Sunday, May 17, 2015

Help the Rohingya

In the past week, I've been seeing a lot of news stories focusing on the plight of the Rohingya, a Muslim people who mostly live in the Burmese state of Rakhine, where they are relentlessly persecuted, subjected to massacres and expulsions, and denied basic rights of any kind.  The Burmese authorities refuse to give them citizenship, claiming that they are from Bangladesh, while the government in Bangladesh disputes this claim and will not recognize the Rohingya as their responsibility either.  Hence, the Rohingya are a people without a country to call home.  They have been in the news recently because many of them, having attempted to flee persecution in Burma, now find themselves stranded at sea in appalling conditions on less than seaworthy boats because no country will give them refuge. 
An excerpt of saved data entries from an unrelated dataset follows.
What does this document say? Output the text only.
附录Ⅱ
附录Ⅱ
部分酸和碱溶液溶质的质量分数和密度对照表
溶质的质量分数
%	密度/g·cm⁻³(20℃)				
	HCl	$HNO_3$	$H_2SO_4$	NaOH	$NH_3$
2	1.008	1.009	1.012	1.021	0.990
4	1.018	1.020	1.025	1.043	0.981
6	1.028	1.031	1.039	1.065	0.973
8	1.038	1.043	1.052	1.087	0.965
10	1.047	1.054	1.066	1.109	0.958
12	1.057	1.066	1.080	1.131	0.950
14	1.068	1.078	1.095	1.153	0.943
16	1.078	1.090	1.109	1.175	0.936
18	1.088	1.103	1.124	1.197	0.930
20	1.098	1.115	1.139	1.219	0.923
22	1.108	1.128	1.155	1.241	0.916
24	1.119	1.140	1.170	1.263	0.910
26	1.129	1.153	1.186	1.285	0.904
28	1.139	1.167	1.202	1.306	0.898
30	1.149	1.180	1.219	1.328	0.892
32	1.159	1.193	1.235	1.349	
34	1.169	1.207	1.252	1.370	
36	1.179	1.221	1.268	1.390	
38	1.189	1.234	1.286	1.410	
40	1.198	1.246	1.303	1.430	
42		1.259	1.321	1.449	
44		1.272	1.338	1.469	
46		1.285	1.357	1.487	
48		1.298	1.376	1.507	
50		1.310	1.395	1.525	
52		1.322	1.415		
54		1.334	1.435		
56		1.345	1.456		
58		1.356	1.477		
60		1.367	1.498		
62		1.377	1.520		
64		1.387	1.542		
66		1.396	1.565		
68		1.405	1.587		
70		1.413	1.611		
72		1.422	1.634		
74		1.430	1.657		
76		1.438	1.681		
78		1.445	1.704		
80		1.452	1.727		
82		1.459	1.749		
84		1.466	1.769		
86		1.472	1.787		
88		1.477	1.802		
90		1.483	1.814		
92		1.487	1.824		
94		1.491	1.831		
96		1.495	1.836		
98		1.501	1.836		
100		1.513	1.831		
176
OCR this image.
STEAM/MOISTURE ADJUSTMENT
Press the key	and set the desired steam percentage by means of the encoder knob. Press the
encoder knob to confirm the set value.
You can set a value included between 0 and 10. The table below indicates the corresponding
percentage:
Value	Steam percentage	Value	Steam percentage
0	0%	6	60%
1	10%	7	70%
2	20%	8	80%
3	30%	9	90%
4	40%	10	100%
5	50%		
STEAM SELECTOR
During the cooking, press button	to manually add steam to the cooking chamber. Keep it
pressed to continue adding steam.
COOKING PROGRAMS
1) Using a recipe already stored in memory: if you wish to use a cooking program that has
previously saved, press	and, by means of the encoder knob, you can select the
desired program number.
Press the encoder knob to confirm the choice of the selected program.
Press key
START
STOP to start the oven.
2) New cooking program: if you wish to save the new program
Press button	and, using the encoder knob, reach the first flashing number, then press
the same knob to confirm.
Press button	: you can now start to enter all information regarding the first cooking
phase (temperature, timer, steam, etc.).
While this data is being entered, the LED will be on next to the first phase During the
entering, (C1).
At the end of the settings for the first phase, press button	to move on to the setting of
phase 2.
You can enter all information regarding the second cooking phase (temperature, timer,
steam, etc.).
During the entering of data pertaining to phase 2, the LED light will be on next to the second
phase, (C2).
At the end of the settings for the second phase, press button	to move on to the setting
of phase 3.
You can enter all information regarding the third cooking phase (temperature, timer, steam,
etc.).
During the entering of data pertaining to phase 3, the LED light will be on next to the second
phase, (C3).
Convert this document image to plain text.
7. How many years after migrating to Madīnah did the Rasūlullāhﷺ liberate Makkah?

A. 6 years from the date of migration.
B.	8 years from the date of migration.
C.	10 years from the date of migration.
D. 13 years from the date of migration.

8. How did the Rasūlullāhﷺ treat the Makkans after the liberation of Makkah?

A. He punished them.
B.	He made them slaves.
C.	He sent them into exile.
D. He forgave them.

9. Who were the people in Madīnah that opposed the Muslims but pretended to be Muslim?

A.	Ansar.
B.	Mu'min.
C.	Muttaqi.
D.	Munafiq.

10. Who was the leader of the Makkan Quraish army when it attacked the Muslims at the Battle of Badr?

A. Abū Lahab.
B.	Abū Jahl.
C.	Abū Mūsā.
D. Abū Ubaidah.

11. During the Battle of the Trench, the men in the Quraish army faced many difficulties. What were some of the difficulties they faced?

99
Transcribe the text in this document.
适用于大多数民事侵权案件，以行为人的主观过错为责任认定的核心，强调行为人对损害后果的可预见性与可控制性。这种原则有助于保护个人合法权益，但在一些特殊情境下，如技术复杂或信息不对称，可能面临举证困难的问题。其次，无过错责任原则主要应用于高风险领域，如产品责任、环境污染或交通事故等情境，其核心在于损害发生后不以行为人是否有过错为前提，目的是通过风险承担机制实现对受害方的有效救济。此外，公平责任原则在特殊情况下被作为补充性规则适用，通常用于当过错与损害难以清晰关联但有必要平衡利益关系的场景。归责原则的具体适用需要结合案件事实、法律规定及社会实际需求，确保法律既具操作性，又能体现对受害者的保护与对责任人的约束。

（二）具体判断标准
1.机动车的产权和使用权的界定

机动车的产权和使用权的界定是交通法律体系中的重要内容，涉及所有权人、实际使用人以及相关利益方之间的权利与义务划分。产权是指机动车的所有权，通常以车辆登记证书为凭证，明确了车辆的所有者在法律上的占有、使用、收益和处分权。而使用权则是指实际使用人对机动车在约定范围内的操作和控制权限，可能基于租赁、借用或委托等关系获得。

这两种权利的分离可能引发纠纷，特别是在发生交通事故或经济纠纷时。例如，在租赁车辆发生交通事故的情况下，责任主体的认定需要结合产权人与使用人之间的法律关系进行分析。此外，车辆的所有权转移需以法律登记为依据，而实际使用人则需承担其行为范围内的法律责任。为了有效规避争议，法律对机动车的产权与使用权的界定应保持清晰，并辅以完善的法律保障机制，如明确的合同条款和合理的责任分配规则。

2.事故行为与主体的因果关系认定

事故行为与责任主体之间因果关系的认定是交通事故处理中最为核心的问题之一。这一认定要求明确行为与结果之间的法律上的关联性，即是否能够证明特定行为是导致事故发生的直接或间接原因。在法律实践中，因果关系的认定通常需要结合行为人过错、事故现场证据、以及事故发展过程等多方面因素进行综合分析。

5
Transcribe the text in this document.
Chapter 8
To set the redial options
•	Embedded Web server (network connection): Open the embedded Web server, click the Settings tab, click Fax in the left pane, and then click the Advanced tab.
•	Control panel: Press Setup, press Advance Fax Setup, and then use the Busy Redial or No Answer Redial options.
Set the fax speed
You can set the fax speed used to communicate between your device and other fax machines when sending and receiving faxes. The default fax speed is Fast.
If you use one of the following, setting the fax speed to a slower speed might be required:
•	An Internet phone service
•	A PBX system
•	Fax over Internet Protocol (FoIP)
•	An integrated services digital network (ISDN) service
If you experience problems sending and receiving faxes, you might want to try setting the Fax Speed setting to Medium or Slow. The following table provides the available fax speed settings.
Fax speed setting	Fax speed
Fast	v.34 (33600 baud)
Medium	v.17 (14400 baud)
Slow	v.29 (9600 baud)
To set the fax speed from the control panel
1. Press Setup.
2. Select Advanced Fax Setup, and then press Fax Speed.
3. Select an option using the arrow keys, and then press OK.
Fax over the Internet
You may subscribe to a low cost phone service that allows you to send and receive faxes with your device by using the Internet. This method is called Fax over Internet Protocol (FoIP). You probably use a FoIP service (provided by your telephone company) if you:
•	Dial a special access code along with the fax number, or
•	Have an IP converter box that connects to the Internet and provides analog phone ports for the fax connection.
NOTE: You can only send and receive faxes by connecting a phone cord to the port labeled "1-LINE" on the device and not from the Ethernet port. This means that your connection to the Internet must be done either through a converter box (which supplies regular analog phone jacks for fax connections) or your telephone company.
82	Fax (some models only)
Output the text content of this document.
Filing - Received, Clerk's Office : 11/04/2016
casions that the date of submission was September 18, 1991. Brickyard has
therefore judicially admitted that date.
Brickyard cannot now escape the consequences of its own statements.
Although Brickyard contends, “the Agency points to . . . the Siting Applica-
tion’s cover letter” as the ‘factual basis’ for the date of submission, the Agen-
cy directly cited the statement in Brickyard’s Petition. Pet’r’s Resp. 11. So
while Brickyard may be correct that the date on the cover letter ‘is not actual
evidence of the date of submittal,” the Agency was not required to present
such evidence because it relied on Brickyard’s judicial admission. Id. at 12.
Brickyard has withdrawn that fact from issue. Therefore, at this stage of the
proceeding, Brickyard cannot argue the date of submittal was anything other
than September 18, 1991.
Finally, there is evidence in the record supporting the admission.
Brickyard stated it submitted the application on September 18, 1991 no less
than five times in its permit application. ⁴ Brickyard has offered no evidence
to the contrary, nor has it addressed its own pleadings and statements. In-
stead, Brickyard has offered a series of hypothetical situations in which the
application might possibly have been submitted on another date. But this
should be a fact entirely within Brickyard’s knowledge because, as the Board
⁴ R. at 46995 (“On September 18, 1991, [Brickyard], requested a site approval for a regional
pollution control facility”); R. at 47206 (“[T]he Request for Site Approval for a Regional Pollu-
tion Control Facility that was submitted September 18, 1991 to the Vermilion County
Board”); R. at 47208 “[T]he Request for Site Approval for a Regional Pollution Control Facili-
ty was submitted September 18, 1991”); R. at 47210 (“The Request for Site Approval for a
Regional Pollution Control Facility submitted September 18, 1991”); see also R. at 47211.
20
When I saw the clips of the Rohingyas stranded on ships in the middle of the ocean begging for help, it reminded me of a dark chapter in Canadian history when in 1939, Canada turned away the St. Louis, a ship loaded with over nine hundred Jewish refugees fleeing Nazi Germany.  Actually, Canada was only one of several countries, including the U.S., Cuba and other Caribbean states that refused to allow the Jews to disembark on their soil.  This ship eventually sailed back to Europe, where some of the refugees ultimately met their deaths in the Nazi concentration camps.  Hence, as a Jew, I strongly empathize with the plight of the Rohingya people as their situation is not too dissimilar from the former situation of the Jewish people, who not too long ago were a people without a country, unwelcome wherever they hoped to find refuge.  Now it seems that the world is failing to stop the genocide against the Rohingya just as it failed to stop the slaughter of six million Jews in the Holocaust.  Have we learned nothing from history?

The Rohingya need more than the small handouts and lip service that they have been getting from the international community so far.  They need the world to take action and stop the persecution and genocide that is being committed against them in Burma.  Furthermore, they need to have place that they can call home.  I argued in one of my first blog posts that every persecuted people needs a homeland of their own, and even pointed to the Rohingya as an example (see: Why the Jewish People and Every Other Persecuted Nation Need a Home to Call Their Own).  Indeed, just as the Jewish Holocaust may have been prevented had the Jews had a country of their own when the Nazi death machine emerged, so too may the existence of a Rohingya homeland prevent the continuing genocide against the Rohingya Muslims.     

1 comment:

  1. Should the Rohingya have a separate country they call 'home' ? Or should they, being MUSLIMS, have refuge in a muslim country where they will not be persecuted by 'non-muslims'? Or should they have a separate country carved out on the border between Myanmar and Bangladesh which they can call home and rule themselves as they wish. As a democracy maybe but most likely as a Shariah state?